We therefore need a refocus of our spending priorities. Funding constraints are curbing the effectiveness of proven treatment and harm reduction measures at the same time as we spend fortunes on drug law enforcement. In 2014-15, for example, an estimated £1.6 billion was spent on drug law enforcement, compared with only £541 million on drug treatment and harm reduction services over the same period. However, while we know that treatment services are cost-effective and save money, the Home Office’s own evaluation of its last drug strategy could not demonstrate value for money in drug law enforcement or enforcement-related activities.
The Government, unfortunately, are preoccupied with trying to stop people from taking drugs—something no one has managed to do in centuries of human behaviour—instead of focusing on harm reduction and treatment. Problematic drug users are stigmatised by our policies and treated as criminals, leaving them less likely to access the life-saving drug treatment services that they need, for fear of arrest. Meanwhile, the services that are available—as we heard earlier—have had their funding slashed and continue to be squeezed.
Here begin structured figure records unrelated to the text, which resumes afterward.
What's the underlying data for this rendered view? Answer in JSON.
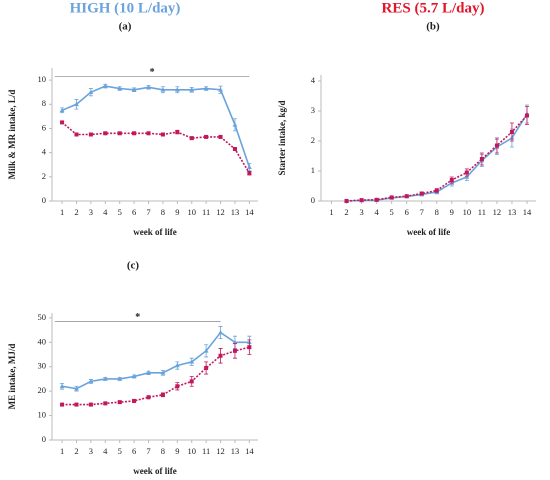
{
  "chart_data": [
    {
      "type": "line",
      "title": "(a)",
      "x_label": "week of life",
      "y_label": "Milk & MR intake, L/d",
      "x": [
        1,
        2,
        3,
        4,
        5,
        6,
        7,
        8,
        9,
        10,
        11,
        12,
        13,
        14
      ],
      "xlim": [
        0.3,
        14.6
      ],
      "xticks": [
        1,
        2,
        3,
        4,
        5,
        6,
        7,
        8,
        9,
        10,
        11,
        12,
        13,
        14
      ],
      "ylim": [
        0,
        11
      ],
      "yticks": [
        0,
        2,
        4,
        6,
        8,
        10
      ],
      "series": [
        {
          "name": "HIGH (10 L/day)",
          "color": "#6aa3dc",
          "marker": "triangle",
          "linestyle": "solid",
          "values": [
            7.5,
            8.0,
            9.0,
            9.5,
            9.3,
            9.2,
            9.4,
            9.2,
            9.2,
            9.2,
            9.3,
            9.2,
            6.3,
            2.8
          ],
          "errors": [
            0.2,
            0.4,
            0.3,
            0.15,
            0.15,
            0.15,
            0.15,
            0.25,
            0.25,
            0.2,
            0.15,
            0.3,
            0.5,
            0.3
          ]
        },
        {
          "name": "RES (5.7 L/day)",
          "color": "#c2185b",
          "marker": "square",
          "linestyle": "dotted",
          "values": [
            6.5,
            5.5,
            5.5,
            5.6,
            5.6,
            5.6,
            5.6,
            5.5,
            5.7,
            5.2,
            5.3,
            5.3,
            4.3,
            2.3
          ],
          "errors": [
            0.1,
            0.1,
            0.1,
            0.1,
            0.1,
            0.1,
            0.1,
            0.1,
            0.15,
            0.1,
            0.1,
            0.1,
            0.1,
            0.15
          ]
        }
      ],
      "annotation": {
        "text": "*",
        "y": 10.3,
        "x": [
          0.5,
          14
        ]
      }
    },
    {
      "type": "line",
      "title": "(b)",
      "x_label": "week of life",
      "y_label": "Starter intake, kg/d",
      "x": [
        1,
        2,
        3,
        4,
        5,
        6,
        7,
        8,
        9,
        10,
        11,
        12,
        13,
        14
      ],
      "xlim": [
        0.3,
        14.6
      ],
      "xticks": [
        1,
        2,
        3,
        4,
        5,
        6,
        7,
        8,
        9,
        10,
        11,
        12,
        13,
        14
      ],
      "ylim": [
        0,
        4.2
      ],
      "yticks": [
        0,
        1,
        2,
        3,
        4
      ],
      "series": [
        {
          "color": "#6aa3dc",
          "marker": "triangle",
          "linestyle": "solid",
          "values": [
            null,
            0,
            0.02,
            0.03,
            0.1,
            0.15,
            0.22,
            0.3,
            0.6,
            0.8,
            1.35,
            1.8,
            2.1,
            2.9
          ],
          "errors": [
            null,
            0.01,
            0.01,
            0.02,
            0.03,
            0.03,
            0.05,
            0.06,
            0.1,
            0.12,
            0.2,
            0.25,
            0.3,
            0.3
          ]
        },
        {
          "color": "#c2185b",
          "marker": "square",
          "linestyle": "dotted",
          "values": [
            null,
            0,
            0.03,
            0.04,
            0.12,
            0.16,
            0.25,
            0.35,
            0.7,
            0.95,
            1.4,
            1.85,
            2.3,
            2.85
          ],
          "errors": [
            null,
            0.01,
            0.01,
            0.02,
            0.03,
            0.03,
            0.05,
            0.06,
            0.1,
            0.12,
            0.2,
            0.25,
            0.3,
            0.3
          ]
        }
      ]
    },
    {
      "type": "line",
      "title": "(c)",
      "x_label": "week of life",
      "y_label": "ME intake, MJ/d",
      "x": [
        1,
        2,
        3,
        4,
        5,
        6,
        7,
        8,
        9,
        10,
        11,
        12,
        13,
        14
      ],
      "xlim": [
        0.3,
        14.6
      ],
      "xticks": [
        1,
        2,
        3,
        4,
        5,
        6,
        7,
        8,
        9,
        10,
        11,
        12,
        13,
        14
      ],
      "ylim": [
        0,
        52
      ],
      "yticks": [
        0,
        10,
        20,
        30,
        40,
        50
      ],
      "series": [
        {
          "color": "#6aa3dc",
          "marker": "triangle",
          "linestyle": "solid",
          "values": [
            22,
            21,
            24,
            25,
            25,
            26,
            27.5,
            27.5,
            30.5,
            32,
            36.5,
            44,
            40,
            40
          ],
          "errors": [
            1.2,
            1,
            0.8,
            0.6,
            0.6,
            0.6,
            0.7,
            1,
            1.5,
            1.5,
            2.5,
            2.5,
            2.5,
            2.5
          ]
        },
        {
          "color": "#c2185b",
          "marker": "square",
          "linestyle": "dotted",
          "values": [
            14.5,
            14.5,
            14.5,
            15,
            15.5,
            16,
            17.5,
            18.5,
            22,
            24,
            29.5,
            34.5,
            36.5,
            38
          ],
          "errors": [
            0.5,
            0.4,
            0.4,
            0.4,
            0.5,
            0.6,
            0.6,
            0.8,
            1.5,
            2,
            2.5,
            3,
            3,
            3
          ]
        }
      ],
      "annotation": {
        "text": "*",
        "y": 48.5,
        "x": [
          0.5,
          12
        ]
      }
    }
  ]
}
I need to conclude with some proposals. First, the one consistent message from all stakeholders who have been in touch and care about the issue is that we need to reverse the cuts to our struggling drug and alcohol treatment system. We need to reinvest in those services. The Camurus report released today states:
“The evidence shows that we are fast approaching a point at which we risk doing irreparable damage to our hard-won recovery system, leaving services unable to meet the scale of need that exists.”
The Government must therefore use the upcoming spending review to increase spending on drug treatment services. They need to provide local authorities with additional funding towards those services, without which the ability of services to meet demand will continue to decline.
Among other proposals I suggest the Government should consider guaranteeing the delivery of substance misuse services by making them a statutory, mandated service to end the ambiguity about their delivery and to underline importance of protecting budgets. The Government should also look at the commissioning regime—the consensus among many stakeholders is that it is not working and is too variable—to see whether it is fit for purpose. A 2017 report by the Advisory Council on the Misuse of Drugs asked whether the constant re-procurement of addiction services creates unnecessary instability in the system, resulting in poorer recovery outcomes, which is something I have seen on a small scale in the area of south Manchester I represent. Finally, we need to remove barriers to overdose prevention centres and drug safety testing to encourage faster use of heroin-assisted treatment. Such proposals can stop deaths and reduce the numbers going into treatment. We are looking at a public health emergency, and we need to act.
The shadow Health Secretary, my hon. Friend Jonathan Ashworth, has talked movingly about his experience of alcoholism in his family. He has promised that a future Labour Government will reverse the decline in the drug and alcohol treatment sector. I fully support him in that endeavour, but we cannot wait. We need the Government to act to safeguard our drug treatment services and, most importantly, to safeguard those who use them.